Un interprete, DiCaprio, che lavora ormai da un decennio solo con autori di una certa levatura e che non poteva dunque tornare sulle scene in un film qualsiasi, in un titolo che passasse inosservato o di scarso interesse mediatico. Non poteva allora scegliere ruolo migliore di quello di Rick Dalton in C'era una volta a Hollywood di Quentin Tarantino per mettersi nuovamente in gioco in una parte composta da tante parti più piccole, un attore sul viale del tramonto raccontato sia attraverso l'inizio del suo declino, sia sfruttando le interpretazioni dei suoi caricaturali e buffi personaggi di genere.

Lo specchio della fine

Come spiegavamo nella recensione di C'era una volta a Hollywood e poi nell'analisi dello stile di Tarantino, il nono film dell'autore del Tennessee è molto diverso dalle sue opere precedenti. Non ne ricalca innanzitutto la forma dialogica e narrativa, perché si pone al di sopra di una storia vera e propria, intenzionato com'è ad addentrarsi della ricostruzione storica della Los Angeles del 1969 e all'interno dei meccanismi hollywoodiani dell'epoca. Lo fa attraverso tre giornate nella vita del suo trio di protagonisti: Cliff Booth (Brad Pitt), Sharon Tate (Margot Robbie) e ovviamente Rick Dalton.
Se i primi due sono l'ancora attorno a cui è legata l'impalcatura soprattutto esterna del film, quella fatta di strade, neon, vita reale al di fuori del cinema, pur essendone parte, Rick Dalton è il corpo che Tarantino sceglie per abitare l'interno della Hollywood del '69, girovagare per i set, parlare con i produttori. E ovviamente recitare e addentrarsi a capofitto negli ingranaggi che oliano la vita di un attore, in quanto performer e in quanto star. Il Dalton di DiCaprio diventa in questo modo un pretesto caratteriale su cui poggiarsi per ripercorrere ascesa e declino di un interprete, tra successi e compromessi, pochi grandi traguardi e tanti piccoli fallimenti.

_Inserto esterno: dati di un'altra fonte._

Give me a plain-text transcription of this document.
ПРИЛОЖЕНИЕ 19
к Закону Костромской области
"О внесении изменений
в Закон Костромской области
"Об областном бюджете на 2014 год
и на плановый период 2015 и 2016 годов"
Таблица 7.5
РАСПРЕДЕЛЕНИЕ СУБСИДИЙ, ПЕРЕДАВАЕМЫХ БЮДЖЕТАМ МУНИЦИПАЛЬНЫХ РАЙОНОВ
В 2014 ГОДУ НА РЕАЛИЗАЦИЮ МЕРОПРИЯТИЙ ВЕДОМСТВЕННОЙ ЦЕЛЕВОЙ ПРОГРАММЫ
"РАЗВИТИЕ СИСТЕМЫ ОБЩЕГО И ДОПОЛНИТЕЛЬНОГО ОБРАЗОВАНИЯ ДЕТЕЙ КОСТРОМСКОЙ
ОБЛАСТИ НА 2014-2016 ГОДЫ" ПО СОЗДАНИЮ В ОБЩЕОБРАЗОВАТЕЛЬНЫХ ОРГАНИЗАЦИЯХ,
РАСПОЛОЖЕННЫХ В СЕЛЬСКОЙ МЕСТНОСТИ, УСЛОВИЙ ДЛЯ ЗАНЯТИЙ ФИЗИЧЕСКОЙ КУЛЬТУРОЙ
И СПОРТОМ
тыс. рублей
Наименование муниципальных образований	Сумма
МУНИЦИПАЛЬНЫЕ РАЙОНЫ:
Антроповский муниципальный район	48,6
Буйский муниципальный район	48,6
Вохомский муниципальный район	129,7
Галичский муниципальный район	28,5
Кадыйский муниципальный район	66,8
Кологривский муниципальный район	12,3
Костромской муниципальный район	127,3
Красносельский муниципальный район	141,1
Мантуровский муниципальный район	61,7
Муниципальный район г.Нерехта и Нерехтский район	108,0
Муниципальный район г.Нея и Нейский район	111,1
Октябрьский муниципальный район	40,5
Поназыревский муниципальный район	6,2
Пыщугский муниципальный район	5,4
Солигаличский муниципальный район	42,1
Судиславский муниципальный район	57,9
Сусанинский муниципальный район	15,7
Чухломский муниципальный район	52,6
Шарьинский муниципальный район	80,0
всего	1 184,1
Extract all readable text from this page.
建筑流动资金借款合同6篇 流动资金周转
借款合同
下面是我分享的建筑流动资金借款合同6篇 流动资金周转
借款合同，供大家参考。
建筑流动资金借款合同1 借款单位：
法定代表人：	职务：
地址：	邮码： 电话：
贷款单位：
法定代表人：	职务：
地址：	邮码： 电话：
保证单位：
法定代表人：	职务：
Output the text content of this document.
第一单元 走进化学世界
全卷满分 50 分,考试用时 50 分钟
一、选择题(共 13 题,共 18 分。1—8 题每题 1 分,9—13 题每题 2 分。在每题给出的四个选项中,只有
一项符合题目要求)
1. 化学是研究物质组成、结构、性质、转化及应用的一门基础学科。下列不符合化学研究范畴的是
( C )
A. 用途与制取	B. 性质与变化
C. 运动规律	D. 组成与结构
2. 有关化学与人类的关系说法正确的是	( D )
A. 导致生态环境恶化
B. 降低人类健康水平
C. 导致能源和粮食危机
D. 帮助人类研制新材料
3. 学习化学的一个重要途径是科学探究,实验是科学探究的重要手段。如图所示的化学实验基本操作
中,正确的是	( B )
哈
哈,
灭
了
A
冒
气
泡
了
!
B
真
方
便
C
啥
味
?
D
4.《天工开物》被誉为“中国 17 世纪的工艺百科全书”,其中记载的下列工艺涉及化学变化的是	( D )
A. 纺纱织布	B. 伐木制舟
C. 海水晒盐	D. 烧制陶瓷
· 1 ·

È la figura intorno a cui l'autore edifica la presa di coscienza del cambiamento, della fine della carriera per come si era abituati a conoscerla, riflettendo inoltre sul come scendere a patti con questa inevitabile trasformazione e farne tesoro, sfruttandola per migliorarsi e avviarsi serenamente verso ciò che riserva il futuro. È un personaggio ponderato e calibrato all'eccesso, Rick Dalton, un divo in realtà affezionato al suo pubblico e a suo modo positivo, inquinato però dalla smania di successo e incapace di accettare facilmente la sconfitta, facendosi così del male e affogando i suoi problemi nel vizio.

Elegia dell'attore

È una maschera, questa del personaggio di DiCaprio, che l'interprete indossa magistralmente e con un dinamismo espressivo, linguistico e di temperamento davvero impressionate. È il solito, straordinario e professionale attore che abbiamo imparato ad amare, che in C'era una volta a Hollywood è stato inoltre invitato a portare sul set tutto quel bagaglio culturale e settoriale accumulato negli anni. Nel suo Rick Dalton e nei vari personaggi che questo interpreta è infatti facile riconoscerci diversi tratti di sue altre interpretazioni, pur restando ogni singolo tassello recitativo completamente originale (tranne quando imita Steve McQueen, ma capirete presto il perché) e settato su di un'iperbole di decadenza e metamorfosi nel mondo della settima arte, apertamente in contrasto con la vita da fiaba della star in ascesa che rappresenta invece ad esempio la Sharon Tate di Margot Robbie. Quando Tarantino si sofferma su Rick Dalton cerca di mostrarne ogni sfumatura caratteriale, dall'insofferenza alla dedizione per il lavoro, fino anche al rapporto d'amicizia che lo lega alla controfigura Cliff Booth. La parte che più di tutte impressiona, nel lavoro del regista di Leonardo DiCaprio, è poi quella centrale del film, quasi interamente focalizzata sul girare un paio di scene di una nuova produzione cinematografica.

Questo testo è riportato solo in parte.